Existen tantos y tantos ejemplos, así de personas, como de comunidades y aun naciones que comprueban el poder transformador de la Biblia, que francamente no sabría ni por donde comenzar.

Por ejemplo, en Almolonga, Guatemala las cárceles cerraron, como lo hicieron los bares; y la economía hizo un “boom”. Gente de varios países ha ido para observar el fenómeno en la agricultura de la región, ya que han experimentado un escandaloso aumento en la productividad y aun en el tamaño de los vegetables que producen.

¿La causa?
El 92 % de sus habitantes se dicen ser cristianos, practicantes de la Biblia. La condición actual de este pueblo contrasta mucho con la de los pueblos circunvecinos, en los que abundan la superstición, el alcoholismo, la pobreza y la marginación.

Dar ejemplos de individuos transformados en algún grado desde que la Biblia llegó a sus vidas, sería una tarea inacabable.

¿POR QUÉ NO LO PRUEBAS TÚ MISMO?
Imagino que después de toda esta explicación, tal vez tú querrás conocer la Biblia.
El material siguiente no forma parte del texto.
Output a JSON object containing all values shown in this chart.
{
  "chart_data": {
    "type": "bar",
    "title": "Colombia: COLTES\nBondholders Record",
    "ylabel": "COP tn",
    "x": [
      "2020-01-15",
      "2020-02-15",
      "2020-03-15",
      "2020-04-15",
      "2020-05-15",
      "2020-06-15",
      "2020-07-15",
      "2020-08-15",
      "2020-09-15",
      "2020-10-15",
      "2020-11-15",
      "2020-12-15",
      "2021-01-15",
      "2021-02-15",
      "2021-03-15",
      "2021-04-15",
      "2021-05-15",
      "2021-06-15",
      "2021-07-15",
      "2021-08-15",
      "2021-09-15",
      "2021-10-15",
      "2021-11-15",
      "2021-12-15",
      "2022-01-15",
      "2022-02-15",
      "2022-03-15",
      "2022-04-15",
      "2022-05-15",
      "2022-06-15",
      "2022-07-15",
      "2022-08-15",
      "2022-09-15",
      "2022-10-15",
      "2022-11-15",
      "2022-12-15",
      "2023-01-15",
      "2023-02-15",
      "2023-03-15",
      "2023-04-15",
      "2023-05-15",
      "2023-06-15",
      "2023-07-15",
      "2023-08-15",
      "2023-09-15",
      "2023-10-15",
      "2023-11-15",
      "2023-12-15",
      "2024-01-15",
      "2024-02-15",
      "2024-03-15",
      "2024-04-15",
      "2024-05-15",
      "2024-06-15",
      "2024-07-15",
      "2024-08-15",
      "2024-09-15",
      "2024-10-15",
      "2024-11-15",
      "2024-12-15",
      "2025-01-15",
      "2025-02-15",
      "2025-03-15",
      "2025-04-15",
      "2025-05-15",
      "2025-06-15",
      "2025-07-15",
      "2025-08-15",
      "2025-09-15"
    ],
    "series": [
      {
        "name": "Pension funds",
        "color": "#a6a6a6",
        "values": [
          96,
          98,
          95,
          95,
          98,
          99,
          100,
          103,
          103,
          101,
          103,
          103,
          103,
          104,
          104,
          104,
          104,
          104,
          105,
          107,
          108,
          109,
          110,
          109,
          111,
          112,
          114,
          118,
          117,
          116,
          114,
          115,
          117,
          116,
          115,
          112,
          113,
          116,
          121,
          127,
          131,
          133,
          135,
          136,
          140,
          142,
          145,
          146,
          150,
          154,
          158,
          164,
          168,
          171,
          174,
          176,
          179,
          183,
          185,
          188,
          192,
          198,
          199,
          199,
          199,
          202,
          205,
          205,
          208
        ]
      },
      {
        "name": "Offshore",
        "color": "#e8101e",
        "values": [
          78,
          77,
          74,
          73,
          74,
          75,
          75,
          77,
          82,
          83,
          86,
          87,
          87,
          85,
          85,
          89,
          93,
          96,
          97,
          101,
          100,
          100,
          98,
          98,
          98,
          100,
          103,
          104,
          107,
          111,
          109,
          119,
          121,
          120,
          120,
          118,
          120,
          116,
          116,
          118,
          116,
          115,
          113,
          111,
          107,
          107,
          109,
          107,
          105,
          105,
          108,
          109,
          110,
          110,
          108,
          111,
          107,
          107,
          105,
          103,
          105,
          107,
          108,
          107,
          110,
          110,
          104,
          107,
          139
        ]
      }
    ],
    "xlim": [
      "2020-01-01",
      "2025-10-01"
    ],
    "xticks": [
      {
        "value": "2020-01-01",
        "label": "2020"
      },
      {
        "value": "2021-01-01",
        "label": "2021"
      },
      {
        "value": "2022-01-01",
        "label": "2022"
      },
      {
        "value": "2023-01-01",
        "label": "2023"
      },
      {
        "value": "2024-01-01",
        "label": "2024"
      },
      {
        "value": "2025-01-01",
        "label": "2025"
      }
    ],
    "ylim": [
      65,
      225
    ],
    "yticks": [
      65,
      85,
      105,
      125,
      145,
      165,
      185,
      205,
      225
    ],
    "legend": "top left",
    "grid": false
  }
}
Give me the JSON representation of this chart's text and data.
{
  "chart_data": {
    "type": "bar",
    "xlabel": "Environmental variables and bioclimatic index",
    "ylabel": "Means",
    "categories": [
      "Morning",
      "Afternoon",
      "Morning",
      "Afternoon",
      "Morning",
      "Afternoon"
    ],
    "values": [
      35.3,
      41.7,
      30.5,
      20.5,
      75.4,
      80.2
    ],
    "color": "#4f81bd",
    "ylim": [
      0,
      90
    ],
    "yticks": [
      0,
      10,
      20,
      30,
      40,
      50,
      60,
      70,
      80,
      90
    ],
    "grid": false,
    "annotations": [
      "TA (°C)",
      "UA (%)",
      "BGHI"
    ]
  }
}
Quisiera recalcar que al Biblia no es un libro como tal; es una colección de varios libros.

Yo te recomendaría comenzar con alguna de las siguientes 3 opciones de acuerdo a tu interés:

  • Para tener consejos sabios y prácticos para la vida, lee el libro de Proverbios.
  • Para conocer la vida de Jesús lee cualquiera de los Evangelios (Mateo, marcos, Lucas o Juan).
  • Para entender la razón del sacrificio de Jesús y el plan de Dios para restaurar nuestra comunión con él, lee Romanos.